Is duality an exact functor on Banach spaces or Hilbert spaces?
To say that$\DeclareMathOperator{Hom}{Hom}$ $$ 0 \to V' \xrightarrow{i} V \xrightarrow{p} V'' \to 0 $$ is exact is equivalent to saying that $i$ is a kernel of $p$ and $p$ is a cokernel of $i$. This amounts to the automatic exactness of $$ 0 \to \Hom(W,V') \xrightarrow{i_\ast}\Hom(W,V) \xrightarrow{p_\ast} \Hom(W,V'') $$ and $$ 0 \to \Hom(V'',W) \xrightarrow{p^\ast} \Hom(V,W) \xrightarrow{i^\ast} \Hom(V',W) $$ for all Banach spaces $W$ where I write $\Hom(V,W) = L(V,W)$ for the space of continuous linear maps.
Consider the special case $W = \mathbb{R}$ (or $\mathbb{C}$):
Giving a morphism $f \colon \mathbb R \to X$ is the same as choosing a vector $x = f(1) \in X$ because for a scalar $\lambda$ we have $f(\lambda) = f(\lambda 1) = \lambda f(1) = \lambda x$. So: $\Hom(\mathbb R, X) = X$ for every Banach space and the sequence $$ 0 \to \Hom(\mathbb R,V') \xrightarrow{i_\ast}\Hom(\mathbb R,V) \xrightarrow{p_\ast} \Hom(\mathbb R,V'') \to 0 $$ really is the sequence $0 \to V' \xrightarrow{i} V \xrightarrow{p} V'' \to 0$ we started with.
Since $\operatorname{im} i = \ker{p}$, the map $i\colon V' \to V$ is a homeomorphism onto its range $i(V')$ and $i(V')$ is a closed subspace of $V$. A linear map $f' \colon V' \to \mathbb R$ thus corresponds to a linear functional on the subspace $i(V')$ of $V$ and the Hahn-Banach theorem allows us to extend that linear functional to all of $V$. In other words, $i^\ast \colon \Hom(V,\mathbb R) \to \Hom(V',\mathbb R)$ is always surjective and therefore the dual sequence $$ 0 \to (V'')^\ast \to V^\ast \to (V')^\ast \to 0 $$ is exact.

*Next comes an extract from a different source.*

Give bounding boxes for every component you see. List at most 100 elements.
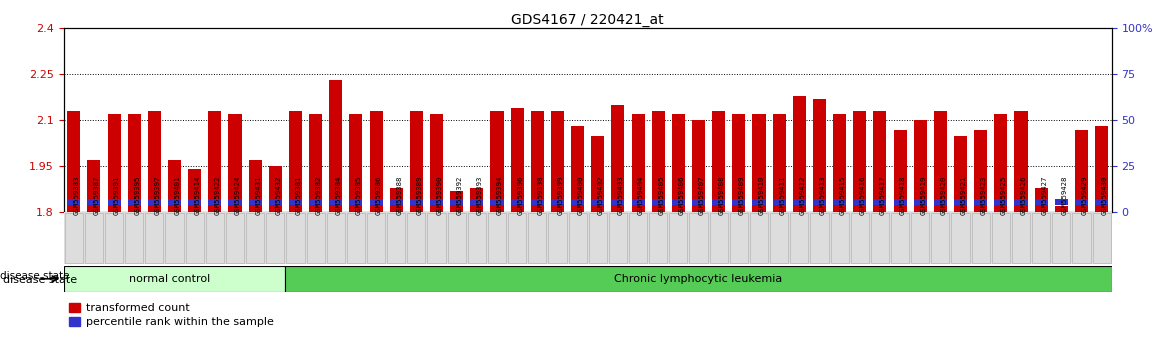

For general Banach spaces $W$, the answer is that neither $p_\ast$ nor $i^\ast$ need to be surjective: For $V' = c_0$ and $V = \ell_\infty$ and $V'' = \ell_\infty / c_0$, the sequence $$ 0 \to c_0 \xrightarrow{i} \ell_\infty \xrightarrow{p} \ell_\infty/c_0 \to 0 $$ is exact. Phillips' lemma says that for $W = c_0$ the identity $V' \to W$ cannot be extended to a morphism $V = \ell_\infty \to c_0$ and, equivalently, the identity $\ell_\infty/c_0 \to V''$ cannot be lifted to $\ell_\infty/c_0 \to \ell_\infty$.
See
- Do continuous linear functions between Banach spaces extend?
- Complement of $c_{0}$ in $\ell^{\infty}$
for proofs and further discussion of this last point.
I'm going to adjust your notation, because $V'$ looks too much like a dual space to me.
In the category of Banach spaces, where the morphisms are the continuous linear maps, one should perhaps interpret "image" in the categorical sense, as the closure of the image. (See the comments on Martin's answer.) If we interpret "exact" according to this sense, then a sequence $$0 \to X_1 \overset{S}{\to} X_2 \overset{T}{\to} X_3 \to 0$$ is exact iff $\ker S = 0$, $\overline{S(X_1)} = \ker T$, and $T(X_2)$ is dense in $X_3$.
In this setting, the functor $L(\cdot, W)$ is not exact, not even when $W = \mathbb{R}$. For instance, let's take $X_1 = \ell^1$, $X_2 = \ell^2$, $S$ the inclusion map, and $X_3 = 0$. Since $S$ is injective and has dense image, this sequence is exact. If $L(\cdot, \mathbb{R})$ were an exact functor, then $S^* : (\ell^2)^* \to (\ell_1)^*$ should also be injective and have dense image. $S^*$ is injective, but since it is a map from the separable Banach space $(\ell^2)^* = \ell^2$ to the non-separable Banach space $(\ell^1)^* = \ell^\infty$, it cannot have dense image. (In fact, $S^*$ is just the inclusion map $\ell^2 \to \ell^\infty$ and the closure of $\ell^2$ in $\ell^\infty $ is $c_0$, the sequences which vanish at infinity.)
If you work in the category of reflexive Banach spaces, then $L(\cdot, \mathbb{R})$ is an exact functor; this is a fairly straightforward diagram chase using the Hahn-Banach theorem.